Event



Ofer Gazit

Translating Authenticity: Performing Africa between Lagos, Johannesburg and New York
Oct 4, 2022 at - | Penn Music Building - Lerner 101, 201 S. 34th Street Philadelphia, PA 19104

Ofer Gazit

Translating Authenticity: Performing Africa between Lagos, Johannesburg and New York

October 4, 2022 (Tuesday) — 5:15 pm to 7:30 pm

Lerner Center
Penn Music Building
201 S. 34th Street, Room 101

 

ABSTRACT 

This talk develops the notion of “translational authenticity” to explore the experiences of US-based African migrant musicians in the 1960s and 1970s. Based on interviews, archival sources and musical analysis, it traces the migration stories of Nigerian drummer Solomon Ilori and South African singer Letta Mbulu and the ways in which they negotiated demands for authenticity in their musical performances with American musicians: On one hand, a call for a heterogenous sound, reflecting pan-African politics and aesthetics that created the very conditions for such collaborations. On the other hand, an ethno-linguistically circumscribed performance that catered to colonial, “scientific,” and popular notions of African musics as insular, ancient and unchanging – an aesthetic held and policed primarily by music critics.
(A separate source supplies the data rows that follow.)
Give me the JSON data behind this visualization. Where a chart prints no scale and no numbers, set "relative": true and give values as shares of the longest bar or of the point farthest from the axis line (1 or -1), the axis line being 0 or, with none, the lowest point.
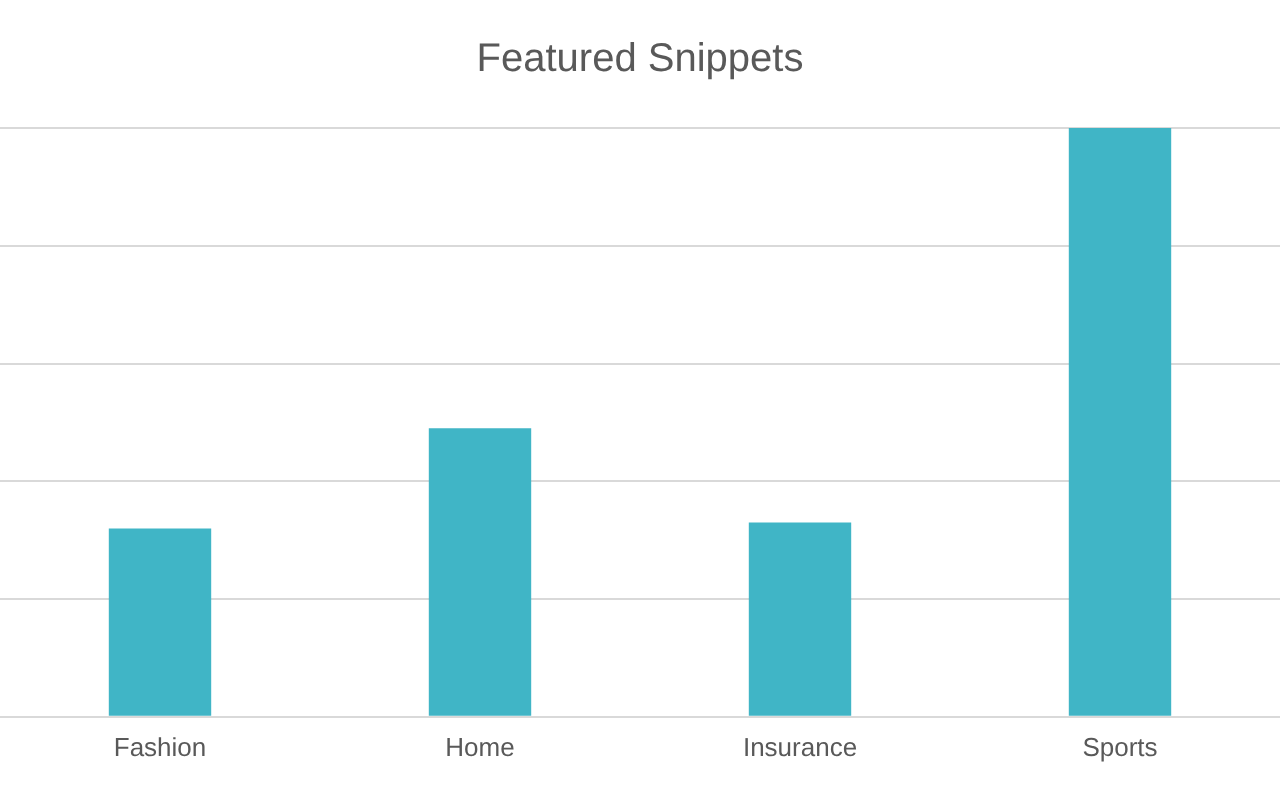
{
  "chart_data": {
    "type": "bar",
    "title": "Featured Snippets",
    "categories": [
      "Fashion",
      "Home",
      "Insurance",
      "Sports"
    ],
    "values": [
      0.32,
      0.49,
      0.33,
      1
    ],
    "color": "#40b5c6",
    "relative": true,
    "grid": "y"
  }
}
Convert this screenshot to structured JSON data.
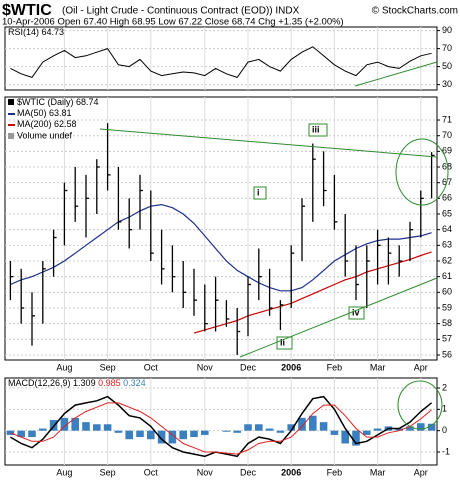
{
  "header": {
    "title": "$WTIC",
    "title_detail": "(Oil - Light Crude - Continuous Contract (EOD)) INDX",
    "credit": "© StockCharts.com",
    "subtitle": "10-Apr-2006  Open 67.40  High 68.95  Low 67.22  Close 68.74  Chg +1.35 (+2.00%)"
  },
  "chart_data": [
    {
      "type": "line",
      "label": "RSI(14)",
      "color": "#000000",
      "values": [
        48,
        42,
        38,
        55,
        62,
        68,
        60,
        62,
        66,
        70,
        52,
        50,
        58,
        45,
        40,
        42,
        44,
        43,
        40,
        48,
        42,
        38,
        55,
        58,
        50,
        45,
        58,
        66,
        72,
        62,
        52,
        45,
        40,
        52,
        55,
        50,
        48,
        56,
        62,
        64.73
      ],
      "ylim": [
        24,
        94
      ],
      "yticks": [
        30,
        50,
        70,
        90
      ],
      "grid": true
    },
    {
      "type": "ohlc",
      "name": "$WTIC (Daily)",
      "color": "#000000",
      "volume_label": "Volume undef",
      "categories": [
        null,
        null,
        null,
        null,
        null,
        "Aug",
        null,
        null,
        null,
        "Sep",
        null,
        null,
        null,
        "Oct",
        null,
        null,
        null,
        null,
        "Nov",
        null,
        null,
        null,
        "Dec",
        null,
        null,
        null,
        "2006",
        null,
        null,
        null,
        "Feb",
        null,
        null,
        null,
        "Mar",
        null,
        null,
        null,
        "Apr",
        null
      ],
      "high": [
        62,
        61.5,
        60,
        62,
        64,
        67,
        68,
        67.5,
        68.5,
        70.8,
        68,
        66,
        67.5,
        66.5,
        64,
        63,
        62,
        61.5,
        60.5,
        61,
        59.5,
        59,
        61,
        62.8,
        61.5,
        59.5,
        63,
        66,
        69.5,
        69,
        67.5,
        65,
        63,
        63,
        64,
        63.5,
        63,
        64.5,
        66.5,
        68.95
      ],
      "low": [
        59.5,
        58,
        56.6,
        58,
        61,
        63,
        64.5,
        63.5,
        65,
        66.5,
        64,
        62.8,
        64,
        62,
        60.5,
        60,
        59,
        58.5,
        57.5,
        57.5,
        57.8,
        56,
        57.2,
        59.5,
        58.5,
        57.6,
        59,
        62,
        64.5,
        65.5,
        64,
        61,
        59.5,
        59,
        60.5,
        60.5,
        61,
        62,
        63.5,
        66
      ],
      "close": [
        61,
        59,
        58.5,
        61.5,
        63.5,
        66.5,
        65.5,
        66,
        68,
        67.5,
        64.5,
        64,
        66.5,
        62.5,
        61.5,
        61,
        60,
        59.5,
        58,
        59.5,
        58.3,
        57.5,
        60.5,
        61,
        59,
        59.2,
        62.5,
        65.5,
        68.5,
        66.5,
        64.5,
        62,
        60.5,
        62,
        63,
        62.5,
        62,
        64,
        66,
        68.74
      ],
      "series": [
        {
          "name": "MA(50)",
          "color": "#1c2e8c",
          "values": [
            60.5,
            60.8,
            61,
            61.3,
            61.6,
            62,
            62.5,
            63,
            63.5,
            64,
            64.5,
            64.8,
            65.2,
            65.5,
            65.6,
            65.4,
            65,
            64.4,
            63.6,
            62.8,
            62,
            61.4,
            61,
            60.6,
            60.3,
            60.1,
            60.1,
            60.3,
            60.8,
            61.4,
            62,
            62.4,
            62.8,
            63.1,
            63.3,
            63.4,
            63.4,
            63.5,
            63.6,
            63.81
          ]
        },
        {
          "name": "MA(200)",
          "color": "#cc0000",
          "values": [
            null,
            null,
            null,
            null,
            null,
            null,
            null,
            null,
            null,
            null,
            null,
            null,
            null,
            null,
            null,
            null,
            null,
            57.4,
            57.6,
            57.8,
            58.0,
            58.2,
            58.5,
            58.7,
            58.9,
            59.1,
            59.3,
            59.6,
            59.9,
            60.2,
            60.5,
            60.8,
            61.0,
            61.3,
            61.5,
            61.7,
            61.9,
            62.1,
            62.35,
            62.58
          ]
        }
      ],
      "annotations": [
        "i",
        "ii",
        "iii",
        "iv"
      ],
      "ylim": [
        55.68,
        72.47
      ],
      "yticks": [
        56,
        57,
        58,
        59,
        60,
        61,
        62,
        63,
        64,
        65,
        66,
        67,
        68,
        69,
        70,
        71
      ],
      "grid": true
    },
    {
      "type": "macd",
      "label": "MACD(12,26,9)",
      "categories": [
        null,
        null,
        null,
        null,
        null,
        "Aug",
        null,
        null,
        null,
        "Sep",
        null,
        null,
        null,
        "Oct",
        null,
        null,
        null,
        null,
        "Nov",
        null,
        null,
        null,
        "Dec",
        null,
        null,
        null,
        "2006",
        null,
        null,
        null,
        "Feb",
        null,
        null,
        null,
        "Mar",
        null,
        null,
        null,
        "Apr",
        null
      ],
      "series": [
        {
          "color": "#000000",
          "values": [
            -0.3,
            -0.6,
            -0.8,
            -0.4,
            0.2,
            0.8,
            1.2,
            1.3,
            1.4,
            1.6,
            1.2,
            0.7,
            0.6,
            0.2,
            -0.4,
            -0.8,
            -1.0,
            -1.1,
            -1.2,
            -1.0,
            -1.1,
            -1.2,
            -0.6,
            -0.3,
            -0.4,
            -0.6,
            0.0,
            0.8,
            1.5,
            1.6,
            1.0,
            0.1,
            -0.6,
            -0.5,
            -0.2,
            0.1,
            0.1,
            0.4,
            0.9,
            1.309
          ]
        },
        {
          "color": "#e02020",
          "values": [
            -0.1,
            -0.3,
            -0.5,
            -0.5,
            -0.3,
            0.2,
            0.6,
            0.9,
            1.1,
            1.3,
            1.3,
            1.1,
            0.9,
            0.6,
            0.2,
            -0.2,
            -0.6,
            -0.8,
            -1.0,
            -1.0,
            -1.05,
            -1.1,
            -0.9,
            -0.6,
            -0.5,
            -0.5,
            -0.3,
            0.2,
            0.8,
            1.2,
            1.2,
            0.7,
            0.1,
            -0.3,
            -0.3,
            -0.1,
            0.0,
            0.2,
            0.55,
            0.985
          ]
        }
      ],
      "histogram": {
        "color": "#3a7fc0",
        "values": [
          -0.2,
          -0.3,
          -0.3,
          0.1,
          0.5,
          0.6,
          0.6,
          0.4,
          0.3,
          0.3,
          -0.1,
          -0.4,
          -0.3,
          -0.4,
          -0.6,
          -0.6,
          -0.4,
          -0.3,
          -0.2,
          0,
          -0.05,
          -0.1,
          0.3,
          0.3,
          0.1,
          -0.1,
          0.3,
          0.6,
          0.7,
          0.4,
          -0.2,
          -0.6,
          -0.7,
          -0.2,
          0.1,
          0.2,
          0.1,
          0.2,
          0.35,
          0.324
        ]
      },
      "ylim": [
        -1.61,
        2.47
      ],
      "yticks": [
        -1,
        0,
        1,
        2
      ],
      "grid": true
    }
  ]
}
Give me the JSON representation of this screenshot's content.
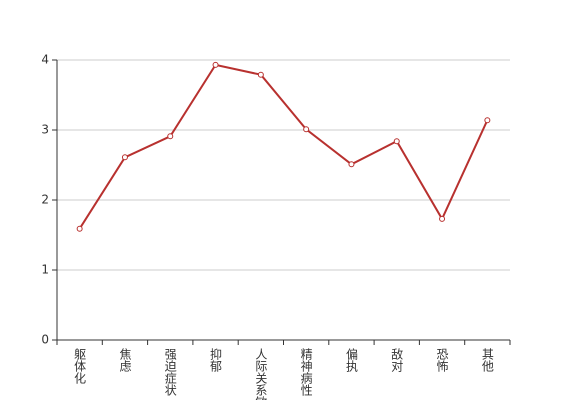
{
  "chart_data": {
    "type": "line",
    "categories": [
      "躯体化",
      "焦虑",
      "强迫症状",
      "抑郁",
      "人际关系敏感",
      "精神病性",
      "偏执",
      "敌对",
      "恐怖",
      "其他"
    ],
    "series": [
      {
        "name": null,
        "color": "#b8312f",
        "values": [
          1.59,
          2.61,
          2.91,
          3.93,
          3.79,
          3.01,
          2.51,
          2.84,
          1.73,
          3.14
        ]
      }
    ],
    "ylim": [
      0,
      4
    ],
    "yticks": [
      0,
      1,
      2,
      3,
      4
    ],
    "grid": true
  }
}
Analyzing Solomon Ilori’s Yoruba-based recordings for Blue Note (1962, 1963) and their translations in Mbulu’s contributions to the soundtrack for the television show Roots (1972, 1977) I show the careful balance of voices, texts, instruments and rhythms these musicians performed in order to adhere to conflicting demands for authenticity, and the rebuke they experienced when they transgressed them. 

 

ATTENDANCE & REGISTRATION

This event is free and open to the public. If you attend in person, there is no need to register. We ask that you join us in person if at all possible, but for those of you who are unable to physically attend we encourage you to participate via Zoom. Registration link to attend virtually is below:

https://upenn.zoom.us/meeting/register/tJElc-GgqjwtGdR16mYV02AKJu8zkZxtQTOF

NOTE: After registering, you will receive a confirmation email containing information about joining the meeting.

 

BIO 

Ofer Gazit is a lecturer in ethnomusicology at Tel Aviv University, Israel. He teaches and writes about issues of migration, borders, and citizenship from a musical perspective. He has contributed articles and chapters to publications in sound and media studies, ethnomusicology, and jazz studies. His book Jazz Migrations is forthcoming with Oxford University Press.